The district’s smoking policy currently states that smoking is allowed only in designated areas and that violators will be cited accordingly.
Riggs said that the current policy is hard to enforce and still isn’t an effective solution. “The college has such small acreage for our large population,” Riggs said in an interview. “Because of the dense architecture, it is not feasible to isolate smoking areas that won’t affect other people who don’t want to be around smoke.”
According to a November 2012 survey conducted by Administrative Affairs, 68 percent of students, faculty and staff surveyed prefer a non-smoking campus to the 32 percent of students, faculty and staff that prefer the designated smoking areas.
The non-smoking policy needs to pass through a series of committees before it can be implemented, according to Riggs. It has been approved in Administrative Affairs and is currently under review in the Campus Executive. If approved in Campus Executive, the policy will continue on to the board of trustees where the board can adopt, amend or not adopt the non-smoking policy.
Riggs said that most people who are opposed to the outright ban on smoking throughout the district oppose because they feel that the current smoking policy hasn’t had enough time to be effective.
Although the currently designated smoking areas were adopted in 2010, the GCC Police Department did not have any way of enforcing the policy.
“Prior to the current semester we provided education to persons who were smoking in non-designated areas,” Police Chief Gary Montecuollo said. “This included warnings against smoking where it was not allowed as well as warnings and citations for littering.”
However, this semester the police department can now issue citations for smoking in non-designated areas. The cost of a smoking citation is $100. As of March 1, the department had issued 17 citations for smoking in non-designated areas.

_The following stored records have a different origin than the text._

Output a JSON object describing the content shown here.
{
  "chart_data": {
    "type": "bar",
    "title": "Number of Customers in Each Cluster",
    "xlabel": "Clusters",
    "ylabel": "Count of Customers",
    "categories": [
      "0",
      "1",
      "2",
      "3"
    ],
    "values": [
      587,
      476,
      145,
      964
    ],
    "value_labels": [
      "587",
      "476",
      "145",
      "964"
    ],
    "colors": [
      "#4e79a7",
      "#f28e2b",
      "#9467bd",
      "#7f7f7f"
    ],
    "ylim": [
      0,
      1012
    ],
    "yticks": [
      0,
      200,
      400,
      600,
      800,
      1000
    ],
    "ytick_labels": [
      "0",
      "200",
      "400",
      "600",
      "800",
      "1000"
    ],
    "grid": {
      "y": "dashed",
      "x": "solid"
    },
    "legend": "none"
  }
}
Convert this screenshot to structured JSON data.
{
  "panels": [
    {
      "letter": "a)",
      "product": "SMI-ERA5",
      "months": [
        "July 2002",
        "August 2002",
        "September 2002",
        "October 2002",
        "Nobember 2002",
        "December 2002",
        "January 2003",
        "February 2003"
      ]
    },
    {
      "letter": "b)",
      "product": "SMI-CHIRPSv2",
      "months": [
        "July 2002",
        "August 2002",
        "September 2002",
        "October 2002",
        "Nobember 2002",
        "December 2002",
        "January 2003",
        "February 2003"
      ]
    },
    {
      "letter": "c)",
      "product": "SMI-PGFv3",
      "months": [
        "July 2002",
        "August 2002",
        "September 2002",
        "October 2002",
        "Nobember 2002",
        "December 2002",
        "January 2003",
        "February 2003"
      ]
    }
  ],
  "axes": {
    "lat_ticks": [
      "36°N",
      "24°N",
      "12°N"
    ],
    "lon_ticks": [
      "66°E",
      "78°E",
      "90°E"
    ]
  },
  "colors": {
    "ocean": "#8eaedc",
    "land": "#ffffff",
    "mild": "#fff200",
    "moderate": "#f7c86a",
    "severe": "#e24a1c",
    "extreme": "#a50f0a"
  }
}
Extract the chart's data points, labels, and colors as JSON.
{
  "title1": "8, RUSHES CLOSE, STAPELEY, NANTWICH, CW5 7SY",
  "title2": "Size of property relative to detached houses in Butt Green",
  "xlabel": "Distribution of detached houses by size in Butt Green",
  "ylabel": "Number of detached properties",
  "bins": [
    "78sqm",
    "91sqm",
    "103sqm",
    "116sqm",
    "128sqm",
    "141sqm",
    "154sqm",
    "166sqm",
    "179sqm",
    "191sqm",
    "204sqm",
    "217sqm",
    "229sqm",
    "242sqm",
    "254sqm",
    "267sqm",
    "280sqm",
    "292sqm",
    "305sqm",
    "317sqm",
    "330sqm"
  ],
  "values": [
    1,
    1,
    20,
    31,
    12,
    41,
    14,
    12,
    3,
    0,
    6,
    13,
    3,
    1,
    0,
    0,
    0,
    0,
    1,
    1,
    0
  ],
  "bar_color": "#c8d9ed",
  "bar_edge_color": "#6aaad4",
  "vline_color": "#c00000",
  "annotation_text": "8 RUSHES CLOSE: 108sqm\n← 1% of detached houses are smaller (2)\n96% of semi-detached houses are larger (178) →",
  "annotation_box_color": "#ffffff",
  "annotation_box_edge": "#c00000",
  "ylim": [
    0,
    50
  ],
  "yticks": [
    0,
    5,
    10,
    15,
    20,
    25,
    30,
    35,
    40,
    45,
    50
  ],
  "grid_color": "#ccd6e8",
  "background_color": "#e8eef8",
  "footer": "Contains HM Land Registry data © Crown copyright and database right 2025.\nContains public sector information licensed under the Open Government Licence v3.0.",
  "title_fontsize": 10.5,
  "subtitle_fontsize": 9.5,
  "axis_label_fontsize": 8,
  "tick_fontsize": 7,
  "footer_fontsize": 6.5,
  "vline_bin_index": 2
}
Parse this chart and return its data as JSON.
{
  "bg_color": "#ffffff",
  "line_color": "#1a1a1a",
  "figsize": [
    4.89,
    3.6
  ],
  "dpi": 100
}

While there is a resource management portion to having a non-smoking district, the main goal to ban smoking is to create a healthier district. “People have a right to smoke, but people also have a right to have a healthy work environment,” Riggs said.
He went on to explain that there has been much discussion on the smoking policy and that the events concerning smoking on a national, state and regional level have influenced his decision to push for a non-smoking district. “As a society, we have decided that [health and non-smoking] takes precedent,” Riggs said.
“It is in the best interest of anyone, from a health standpoint, that we need to move to be a non-smoking campus,” psychology department chairperson Jessica Gillooly said.
Gillooly has been pushing to be a non-smoking campus for years. She said that she will continue to work for a non-smoking campus while the proposed policy is being reviewed. During Gillooly’s push to eliminate smoking on campus, she has worked towards helping current smokers quit in a number of ways, one by paying to educate some of her students on how to stop the addiction.
Although the majority of the district wants to have a non-smoking district, it is not unanimous.
According to Riggs, the district may become a non-smoking district as early as later this month, but will not start to enforce the policy until Fall 2013. Montecuollo said that the department would be ready to enforce the non-smoking policy next semester, if the board of trustees adopts it.